Si elles étaient commercialisées, ces injections pourraient réduire drastiquement le prix de ces traitements à environ 5 000 € la dose, selon le PDG de l'une des entreprises les plus avancées dans ce domaine, Interius BioTherapeutics.

Étant donné leur origine dans l'ARN , ces cellules CAR-T n'entraînent pas de modifications génétiques permanentes chez les patients, ce qui est considéré comme un avantage. Cependant, cela signifie également que leurs effets ne durent pas des années, voire des décennies , comme avec les cellules CAR-T classiques, mais peut-être des mois, ce qui nécessiterait des doses répétées tout au long de la vie, avec les coûts associés.

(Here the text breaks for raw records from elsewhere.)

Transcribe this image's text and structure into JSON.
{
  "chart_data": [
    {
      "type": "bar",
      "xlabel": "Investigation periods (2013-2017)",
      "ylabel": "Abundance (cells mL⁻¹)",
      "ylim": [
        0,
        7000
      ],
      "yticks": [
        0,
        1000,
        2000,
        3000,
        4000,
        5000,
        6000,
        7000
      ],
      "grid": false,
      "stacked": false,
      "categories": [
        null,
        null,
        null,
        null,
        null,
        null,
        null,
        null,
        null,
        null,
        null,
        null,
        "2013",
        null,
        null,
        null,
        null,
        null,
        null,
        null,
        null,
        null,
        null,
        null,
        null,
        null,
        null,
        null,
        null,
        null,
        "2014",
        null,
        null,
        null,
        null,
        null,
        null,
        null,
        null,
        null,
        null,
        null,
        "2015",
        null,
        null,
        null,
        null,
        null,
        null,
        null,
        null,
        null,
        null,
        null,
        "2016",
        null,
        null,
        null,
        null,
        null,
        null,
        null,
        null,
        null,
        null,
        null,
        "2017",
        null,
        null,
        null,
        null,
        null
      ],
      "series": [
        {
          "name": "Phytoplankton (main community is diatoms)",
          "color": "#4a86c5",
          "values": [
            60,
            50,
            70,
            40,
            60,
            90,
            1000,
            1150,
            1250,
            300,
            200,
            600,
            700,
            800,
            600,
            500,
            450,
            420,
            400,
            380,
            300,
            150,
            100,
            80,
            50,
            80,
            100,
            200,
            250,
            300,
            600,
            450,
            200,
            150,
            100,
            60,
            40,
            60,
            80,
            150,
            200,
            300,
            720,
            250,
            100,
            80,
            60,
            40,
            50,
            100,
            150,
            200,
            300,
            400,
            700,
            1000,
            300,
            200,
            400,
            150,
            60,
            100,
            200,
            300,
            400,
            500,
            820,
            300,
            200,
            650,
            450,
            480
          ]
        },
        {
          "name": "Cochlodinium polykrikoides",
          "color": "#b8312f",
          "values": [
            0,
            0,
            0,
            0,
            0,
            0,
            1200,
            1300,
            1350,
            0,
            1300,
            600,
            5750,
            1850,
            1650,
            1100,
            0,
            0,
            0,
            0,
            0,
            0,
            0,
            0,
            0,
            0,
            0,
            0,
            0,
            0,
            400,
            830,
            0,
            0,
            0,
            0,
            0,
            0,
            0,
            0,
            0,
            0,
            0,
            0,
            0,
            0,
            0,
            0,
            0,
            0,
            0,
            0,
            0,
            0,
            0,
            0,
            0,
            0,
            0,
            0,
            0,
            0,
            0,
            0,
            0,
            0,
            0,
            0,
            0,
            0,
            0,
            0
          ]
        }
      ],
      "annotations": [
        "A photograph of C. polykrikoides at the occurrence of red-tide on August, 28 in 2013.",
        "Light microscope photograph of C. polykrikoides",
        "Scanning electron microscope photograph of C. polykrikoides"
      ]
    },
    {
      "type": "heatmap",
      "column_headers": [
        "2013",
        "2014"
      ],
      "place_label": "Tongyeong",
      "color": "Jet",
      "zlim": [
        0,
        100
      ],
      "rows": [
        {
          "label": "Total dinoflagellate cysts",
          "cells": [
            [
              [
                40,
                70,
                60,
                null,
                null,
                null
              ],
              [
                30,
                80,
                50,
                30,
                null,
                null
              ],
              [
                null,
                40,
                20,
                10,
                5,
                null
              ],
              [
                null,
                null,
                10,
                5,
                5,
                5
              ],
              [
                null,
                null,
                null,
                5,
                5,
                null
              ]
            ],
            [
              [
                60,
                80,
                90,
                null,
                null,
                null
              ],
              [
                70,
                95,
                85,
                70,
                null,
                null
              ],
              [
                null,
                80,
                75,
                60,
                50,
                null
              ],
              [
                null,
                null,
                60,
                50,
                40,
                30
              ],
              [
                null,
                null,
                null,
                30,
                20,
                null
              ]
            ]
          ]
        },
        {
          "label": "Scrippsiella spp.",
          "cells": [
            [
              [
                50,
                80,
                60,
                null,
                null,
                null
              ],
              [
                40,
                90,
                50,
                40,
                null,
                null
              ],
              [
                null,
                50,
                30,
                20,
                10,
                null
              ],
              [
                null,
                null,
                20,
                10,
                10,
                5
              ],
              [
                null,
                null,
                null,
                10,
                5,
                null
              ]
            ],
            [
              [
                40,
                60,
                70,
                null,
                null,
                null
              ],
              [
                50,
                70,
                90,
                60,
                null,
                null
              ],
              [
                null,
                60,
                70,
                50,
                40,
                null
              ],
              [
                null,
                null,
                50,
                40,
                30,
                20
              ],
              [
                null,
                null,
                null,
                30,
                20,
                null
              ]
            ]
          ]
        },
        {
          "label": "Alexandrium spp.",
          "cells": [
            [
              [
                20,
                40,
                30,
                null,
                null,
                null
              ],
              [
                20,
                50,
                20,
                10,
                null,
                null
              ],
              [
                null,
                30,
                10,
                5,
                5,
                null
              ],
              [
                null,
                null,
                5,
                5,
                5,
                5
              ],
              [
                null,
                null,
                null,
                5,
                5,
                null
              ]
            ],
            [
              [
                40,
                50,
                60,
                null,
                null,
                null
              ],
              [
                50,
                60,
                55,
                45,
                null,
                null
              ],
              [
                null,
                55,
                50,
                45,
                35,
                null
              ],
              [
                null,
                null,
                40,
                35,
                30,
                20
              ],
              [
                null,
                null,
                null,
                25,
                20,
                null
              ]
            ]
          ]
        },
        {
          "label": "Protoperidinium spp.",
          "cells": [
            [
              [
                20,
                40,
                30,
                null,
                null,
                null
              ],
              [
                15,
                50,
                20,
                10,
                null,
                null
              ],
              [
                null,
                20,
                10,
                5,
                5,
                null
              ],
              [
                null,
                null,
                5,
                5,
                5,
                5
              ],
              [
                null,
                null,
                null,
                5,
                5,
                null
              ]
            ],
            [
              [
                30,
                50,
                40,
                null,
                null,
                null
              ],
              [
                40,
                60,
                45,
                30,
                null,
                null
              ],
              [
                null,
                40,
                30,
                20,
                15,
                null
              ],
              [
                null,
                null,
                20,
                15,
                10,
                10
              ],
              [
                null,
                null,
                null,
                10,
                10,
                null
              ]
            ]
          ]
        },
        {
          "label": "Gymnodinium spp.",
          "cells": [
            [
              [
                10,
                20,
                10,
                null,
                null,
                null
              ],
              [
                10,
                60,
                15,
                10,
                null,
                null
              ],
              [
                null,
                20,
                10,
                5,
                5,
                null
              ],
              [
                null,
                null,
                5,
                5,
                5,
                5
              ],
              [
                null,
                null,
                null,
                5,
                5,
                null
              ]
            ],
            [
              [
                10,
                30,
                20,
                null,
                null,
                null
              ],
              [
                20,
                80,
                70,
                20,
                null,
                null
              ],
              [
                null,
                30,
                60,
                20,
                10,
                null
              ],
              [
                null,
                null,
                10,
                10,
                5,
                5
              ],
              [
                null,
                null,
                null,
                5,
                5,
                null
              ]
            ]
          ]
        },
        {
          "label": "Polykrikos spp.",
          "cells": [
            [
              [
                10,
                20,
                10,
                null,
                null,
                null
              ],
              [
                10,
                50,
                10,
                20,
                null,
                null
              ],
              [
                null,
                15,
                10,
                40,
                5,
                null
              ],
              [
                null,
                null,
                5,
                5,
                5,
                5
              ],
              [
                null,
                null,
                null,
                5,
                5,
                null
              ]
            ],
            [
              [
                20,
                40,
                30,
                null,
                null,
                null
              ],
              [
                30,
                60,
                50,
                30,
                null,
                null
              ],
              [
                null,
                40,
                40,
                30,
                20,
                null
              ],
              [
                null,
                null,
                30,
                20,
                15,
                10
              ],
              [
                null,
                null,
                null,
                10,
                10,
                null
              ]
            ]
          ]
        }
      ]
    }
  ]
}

« Ce sont des résultats impressionnants », se réjouit Ignacio Melero , professeur d'immunologie à l'Université de Navarre et codirecteur du département d'immunologie clinique et d'immunothérapie à la Clínica Universidad de Navarra, qui n'a pas participé à l'étude. « Cette méthodologie est extrêmement prometteuse pour le traitement de certaines maladies auto-immunes dans les cas réfractaires aux traitements standards. Par exemple, le lupus érythémateux disséminé , la polymyosite, la sclérodermie, le syndrome de Sjögren et peut-être la polyarthrite rhumatoïde. Cette approche n'est peut-être pas encore capable de concurrencer la thérapie CAR conventionnelle pour traiter la leucémie ou le lymphome, mais avec une optimisation appropriée, elle pourrait être réalisable », ajoute-t-il.

« C'est une étude importante », confirme Manel Juan , chef du département d'immunologie de l'hôpital clinique de Barcelone, où le CAR-T public qui a sauvé la jeune fille de Madrid a été développé et a déjà été appliqué à un demi-millier de patients atteints de tumeurs hématologiques. « Il semble possible d'obtenir l'effet du CAR-T conventionnel dans les maladies auto-immunes, mais sans risque de cellules permanentes. Grâce à ce système, l'effet est transitoire et plusieurs doses permettent d'obtenir le même effet », explique-t-il. Le médecin explique que deux essais préliminaires menés en Chine ont montré que cette approche avait permis d'obtenir des rémissions complètes chez deux patients atteints d'un cancer hématologique. « En principe, la possibilité d'évolutivité, d'augmenter le nombre de productions pour une utilisation chez un plus grand nombre de patients, pourrait réduire les prix. Mais nous savons déjà qu'au final, les coûts et les prix sont très différents et dépendent de la gestion des différentes entreprises », ajoute-t-il.